Goldman’s standout trading results underscore its determination to expand its trading arm, even as it faces stiff competition from rivals like Morgan Stanley and others.

While market volatility proved to be a boon for its trading desks, it also made corporate clients more cautious, slowing activity in dealmaking and capital raising as uncertainty around trade policy lingered.

Goldman Sachs Q2: Broad-based revenue growth

Fixed Income, Currencies and Commodities (FICC) trading brought in $3.47 billion, a 9% rise year-on-year, with financing activities in both equities and FICC achieving record revenues.

Investment banking fees reached $2.19 billion, buoyed by a 71% gain in financial advisory revenue, primarily from mergers and acquisitions, while equity underwriting remained flat and debt underwriting slightly declined, reflecting a drop in leveraged finance deals.

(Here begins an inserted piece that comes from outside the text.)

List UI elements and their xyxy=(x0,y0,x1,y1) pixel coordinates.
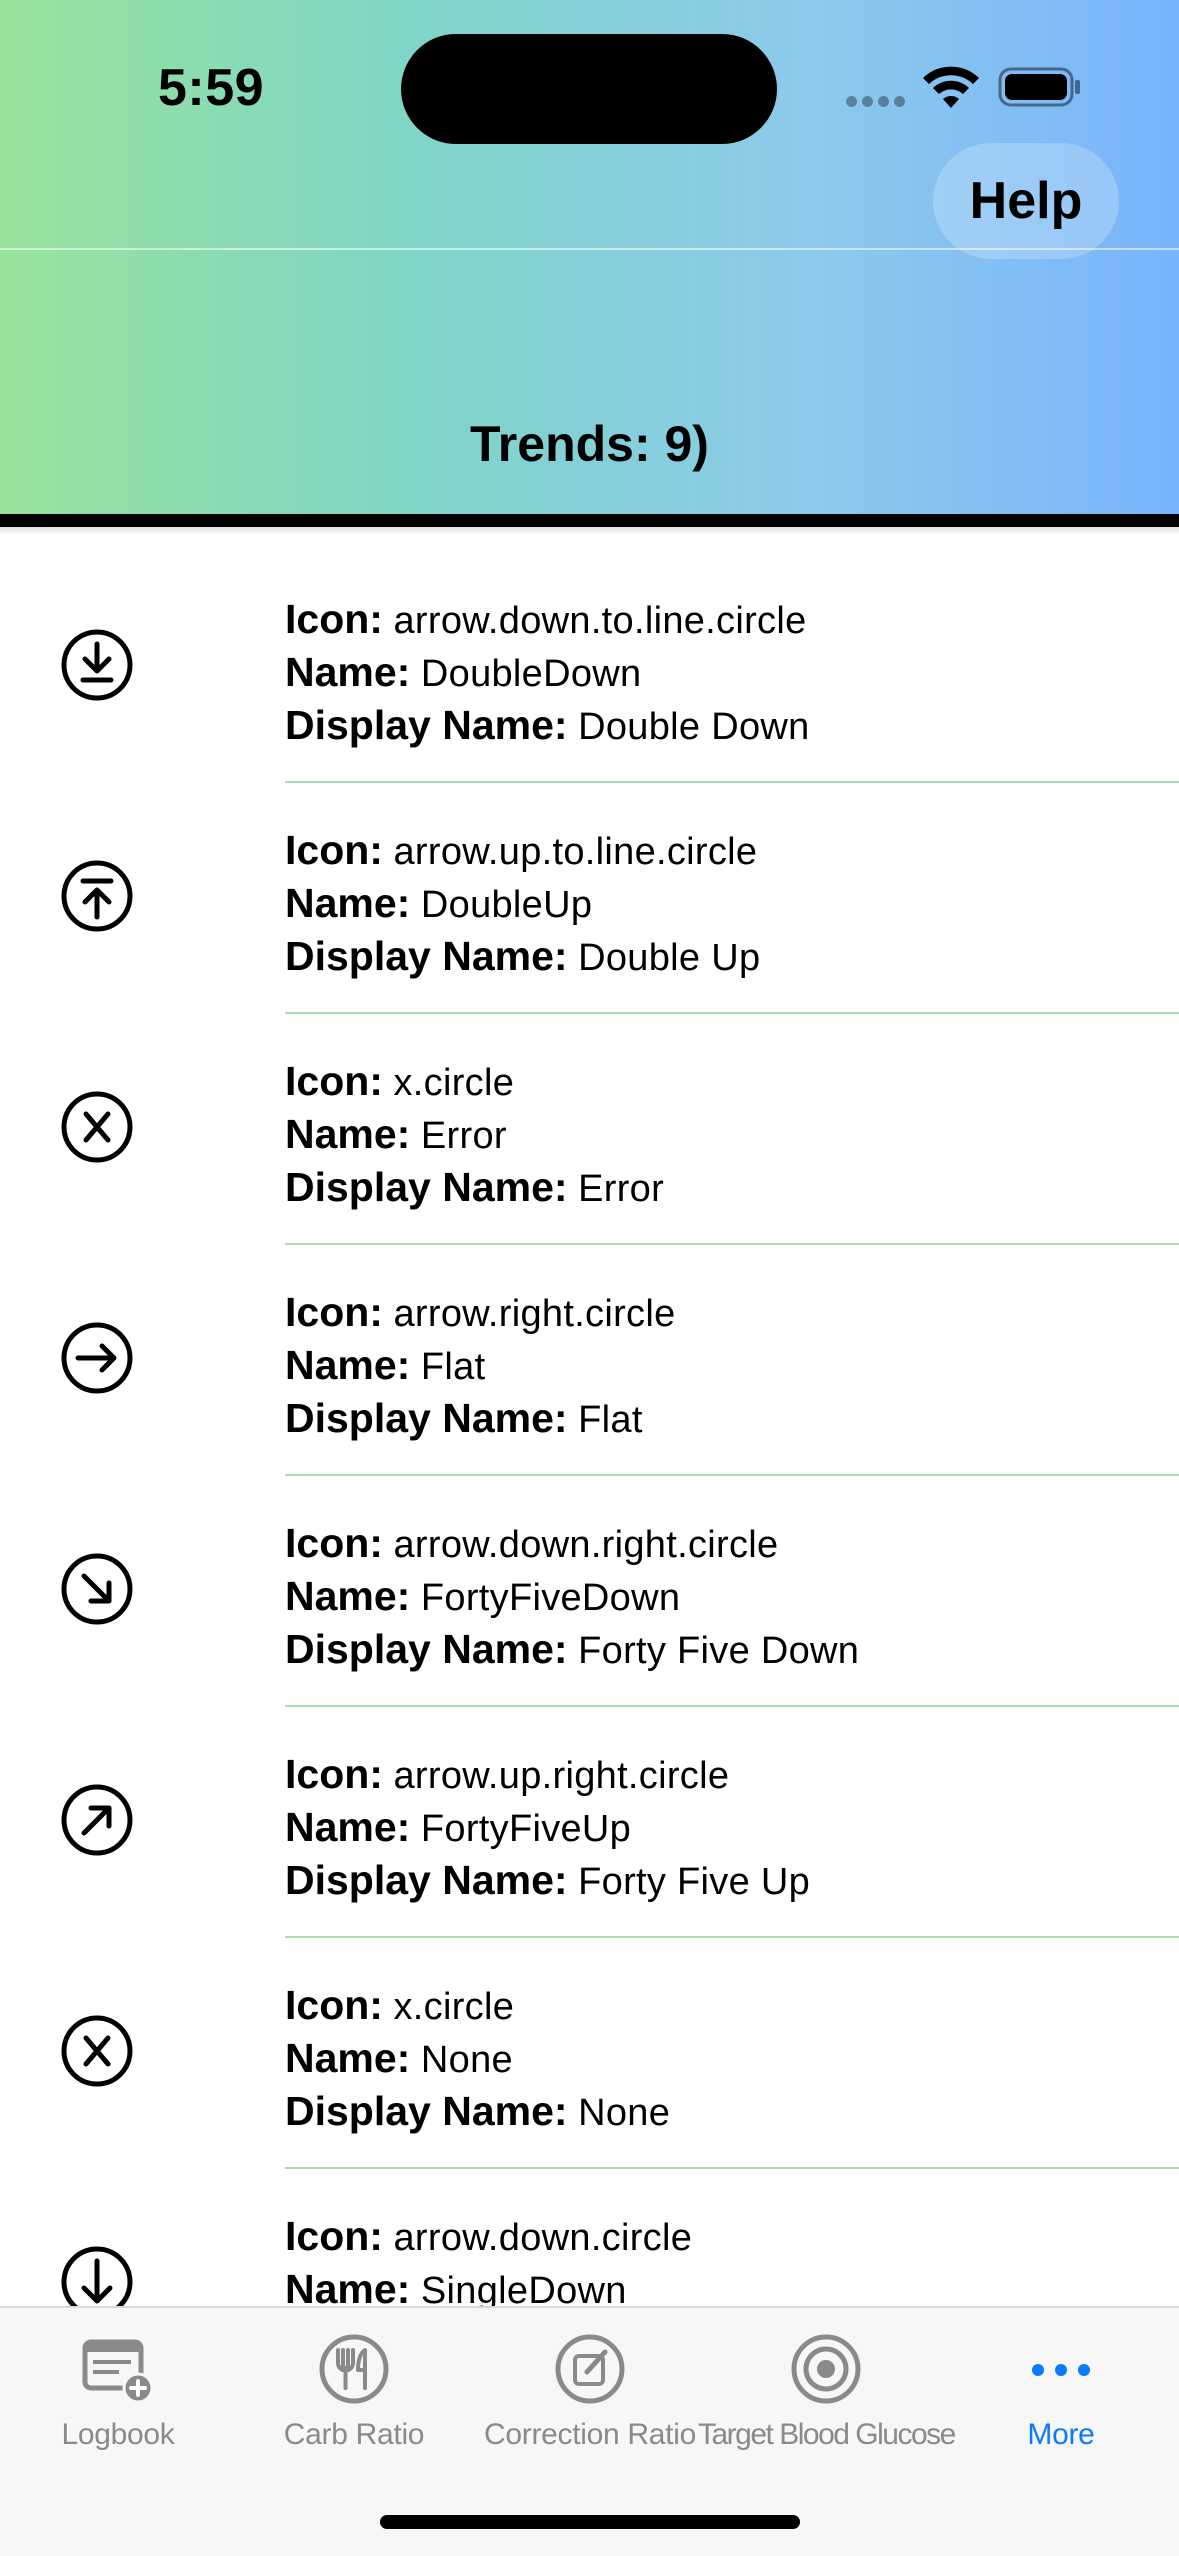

Even with some deals slowed by trade policy uncertainty, a backlog of pent-up demand fueled a wave of acquisitions in Goldman’s advisory business.

Meanwhile, asset and wealth management, one of the firm’s key growth priorities, saw management fees climb 11% from a year ago.

Still, overall revenue in the division edged down slightly to $3.78 billion as market conditions remained choppy.

Goldman continued to tighten operational efficiency: it trimmed its workforce by 700, moving more roles to lower-cost locations such as Dallas, Warsaw, and Bengaluru. 

This is part of a broader, multi-year cost-cutting initiative.

Thanks to strong trading gains and solid performance across key divisions, Goldman’s total net revenue jumped to $14.58 billion in the second quarter, up 15% from the same period last year.

Net earnings came in at $3.72 billion.

Shareholder returns and outlook

After sailing through the Federal Reserve’s stress tests, the firm also boosted its quarterly dividend by a hefty one-third, raising it to $4.00 per share.

Shareholders recently approved substantial retention bonuses for CEO David Solomon and President John Waldron, reflecting leadership stability and high performance.

CEO David Solomon emphasized ongoing emphasis on risk management, given that market developments “rarely unfold in a straight line,” and acknowledged the possibility of further economic and policy turbulence ahead.